One of the interesting things to watch this year is how the offense evolves from the version we saw at LSU this past season. The Tigers ran virtually no screens (Burrow had just 262 passing yards on screens this past season) and ran a lot of empty sets with only five-man protection. These aren’t alien concepts in the NFL, but they are unusual, at least in extreme percentages, and we just witnessed a season in which a radical offensive system was modified and moderated by the league over the course of the season (Kliff Kingsbury’s version of the Air Raid in Arizona). It’s possible that Brady will just import the LSU offense lock, stock and barrel to Carolina, but it’s far more likely that there will be a period of experimentation where they find the right balance of these various elements, something Bridgewater will likely help speed up.

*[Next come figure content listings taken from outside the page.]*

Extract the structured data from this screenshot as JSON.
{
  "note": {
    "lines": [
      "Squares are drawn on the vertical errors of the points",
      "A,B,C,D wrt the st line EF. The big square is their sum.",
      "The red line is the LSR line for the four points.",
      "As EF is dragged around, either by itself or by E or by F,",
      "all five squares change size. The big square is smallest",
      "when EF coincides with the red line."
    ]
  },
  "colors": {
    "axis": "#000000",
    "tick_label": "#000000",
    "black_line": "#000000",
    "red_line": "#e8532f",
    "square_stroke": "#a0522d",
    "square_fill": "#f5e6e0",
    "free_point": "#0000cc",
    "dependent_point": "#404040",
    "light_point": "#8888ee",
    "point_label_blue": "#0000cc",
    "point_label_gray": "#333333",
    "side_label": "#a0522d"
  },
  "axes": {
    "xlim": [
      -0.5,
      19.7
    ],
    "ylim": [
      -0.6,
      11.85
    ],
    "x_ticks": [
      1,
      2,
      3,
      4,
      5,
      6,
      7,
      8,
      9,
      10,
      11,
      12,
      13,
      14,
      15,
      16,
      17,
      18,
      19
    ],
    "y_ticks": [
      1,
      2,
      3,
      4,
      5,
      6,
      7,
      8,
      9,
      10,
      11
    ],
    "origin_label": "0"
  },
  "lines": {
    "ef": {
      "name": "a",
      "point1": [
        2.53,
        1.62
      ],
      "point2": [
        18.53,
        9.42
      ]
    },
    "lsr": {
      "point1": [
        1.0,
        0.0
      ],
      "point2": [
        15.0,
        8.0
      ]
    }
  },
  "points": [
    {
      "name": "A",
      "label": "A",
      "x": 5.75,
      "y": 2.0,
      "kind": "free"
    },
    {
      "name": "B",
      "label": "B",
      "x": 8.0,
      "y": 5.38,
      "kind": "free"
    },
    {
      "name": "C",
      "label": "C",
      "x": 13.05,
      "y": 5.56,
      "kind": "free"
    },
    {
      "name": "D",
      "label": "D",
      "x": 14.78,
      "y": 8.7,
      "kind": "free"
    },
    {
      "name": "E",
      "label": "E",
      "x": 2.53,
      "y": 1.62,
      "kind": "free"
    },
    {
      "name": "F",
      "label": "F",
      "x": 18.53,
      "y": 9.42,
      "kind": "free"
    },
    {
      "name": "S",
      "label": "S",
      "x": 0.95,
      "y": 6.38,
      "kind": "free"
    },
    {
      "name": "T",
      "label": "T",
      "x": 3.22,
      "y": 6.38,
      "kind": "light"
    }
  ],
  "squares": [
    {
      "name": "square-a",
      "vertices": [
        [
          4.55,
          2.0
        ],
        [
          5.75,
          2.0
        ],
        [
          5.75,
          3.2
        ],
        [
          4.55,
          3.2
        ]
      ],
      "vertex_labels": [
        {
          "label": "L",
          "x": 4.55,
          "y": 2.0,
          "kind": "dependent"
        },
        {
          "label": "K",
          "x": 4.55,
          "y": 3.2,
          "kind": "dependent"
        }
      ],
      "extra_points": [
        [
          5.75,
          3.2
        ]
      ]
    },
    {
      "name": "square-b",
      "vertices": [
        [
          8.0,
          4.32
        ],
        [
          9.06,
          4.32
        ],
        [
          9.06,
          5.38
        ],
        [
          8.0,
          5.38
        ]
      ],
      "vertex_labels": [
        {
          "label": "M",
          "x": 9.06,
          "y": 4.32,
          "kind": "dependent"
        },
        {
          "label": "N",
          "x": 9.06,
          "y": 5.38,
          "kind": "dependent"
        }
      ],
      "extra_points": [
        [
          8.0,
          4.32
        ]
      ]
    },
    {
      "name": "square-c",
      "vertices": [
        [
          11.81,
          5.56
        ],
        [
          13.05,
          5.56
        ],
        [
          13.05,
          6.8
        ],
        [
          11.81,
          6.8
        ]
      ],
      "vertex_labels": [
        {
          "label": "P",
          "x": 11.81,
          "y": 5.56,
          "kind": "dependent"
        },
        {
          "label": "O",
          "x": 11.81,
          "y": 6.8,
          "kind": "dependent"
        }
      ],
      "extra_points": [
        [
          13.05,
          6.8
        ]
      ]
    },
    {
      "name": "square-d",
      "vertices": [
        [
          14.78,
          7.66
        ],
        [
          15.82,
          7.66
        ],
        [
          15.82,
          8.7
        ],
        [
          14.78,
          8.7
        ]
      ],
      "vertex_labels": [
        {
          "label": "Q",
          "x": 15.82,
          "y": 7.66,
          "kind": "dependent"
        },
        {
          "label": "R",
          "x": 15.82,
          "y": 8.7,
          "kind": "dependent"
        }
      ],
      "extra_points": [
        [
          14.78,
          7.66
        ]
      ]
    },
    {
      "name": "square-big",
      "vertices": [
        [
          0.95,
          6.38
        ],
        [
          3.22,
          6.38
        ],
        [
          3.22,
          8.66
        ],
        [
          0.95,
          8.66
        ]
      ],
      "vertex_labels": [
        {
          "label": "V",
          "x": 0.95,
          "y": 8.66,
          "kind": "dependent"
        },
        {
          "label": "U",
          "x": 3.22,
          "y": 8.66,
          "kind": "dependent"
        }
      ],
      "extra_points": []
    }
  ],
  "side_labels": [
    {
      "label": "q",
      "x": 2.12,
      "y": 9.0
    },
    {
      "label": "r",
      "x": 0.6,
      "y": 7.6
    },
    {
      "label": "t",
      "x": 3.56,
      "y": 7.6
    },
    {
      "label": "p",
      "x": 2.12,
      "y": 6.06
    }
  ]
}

One thing Bridgewater has in his game is the ability to read defenses, diagnose coverages and deliver the ball where it needs to go. There’s a strong argument that he does this too efficiently, and sometimes he’d actually be better off letting plays develop a little longer to allow a receiver to uncover deeper into the pattern. But the point is that he has the mental capacity and muscle memory to thrive in a system that relies on the quarterback to operate his own protection more than being protected by additional bodies.

In terms of scheme, Bridgewater should be a good fit for whatever offense the Panthers craft for 2020, and he'll probably be a useful part of its development. So the next task becomes determining what they have to deploy in terms of passing weapons. D. J. Moore is a solid receiver and Christian McCaffrey is a superstar out of the backfield, but outside of those two the Panthers need to add some receiving options to help. The good news is that it is a spectacular draft to find wideouts, and they could easily come away with an impact starter with a pick in the first or second round. With the potential of added capital coming their way via a Cam Newton trade, the team has plenty of ammunition to surround Bridgewater with help.

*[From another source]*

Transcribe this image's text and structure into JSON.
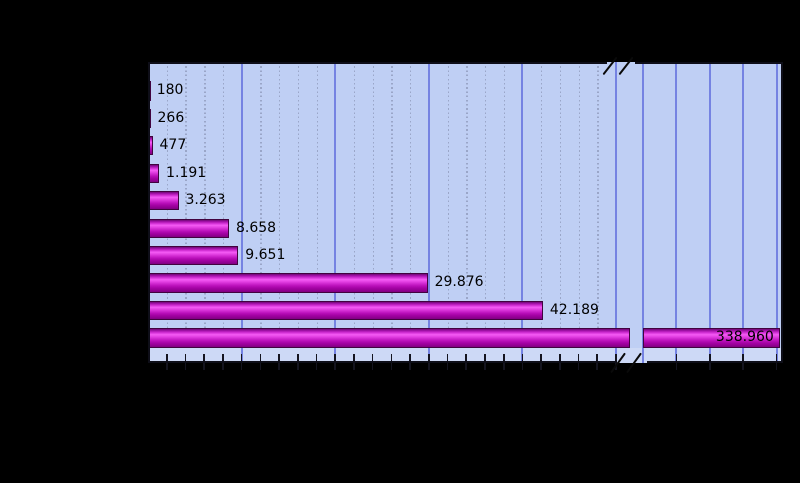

The main question: Is Bridgewater the new cornerstone of this regime at a bargain price, or is he simply a bridge to whomever is their favorite rookie? The Chicago Bears aren’t that many years away from signing Mike Glennon to a three-year, $45 million contract only to trade up to draft his replacement a month later and cut him less than a year after that. Adjusted for cap inflation, Bridgewater’s contract isn’t a million miles from the one Glennon signed, and it could be structured similarly to give the team an easy out in a year or two.

Carolina doesn’t quite have the draft position the Bears did in 2017, but they are positioned well at No. 7 overall — with the potential of extra picks on the horizon if they move Newton. It’s entirely possible that Bridgewater is seen as the player that Rhule and Brady want to build around, given he is just 27. But it’s also possible that they simply see him as the best bridge quarterback they could possibly sign considering his familiarity with the offense and his leadership amongst his peers — and still plan to draft his replacement when the draft rolls around.

Whether that’s his future or not, Bridgewater deserves another chance to start in the NFL and show what he can do in an offense tailored more to his strengths, and he should be an excellent fit in Carolina.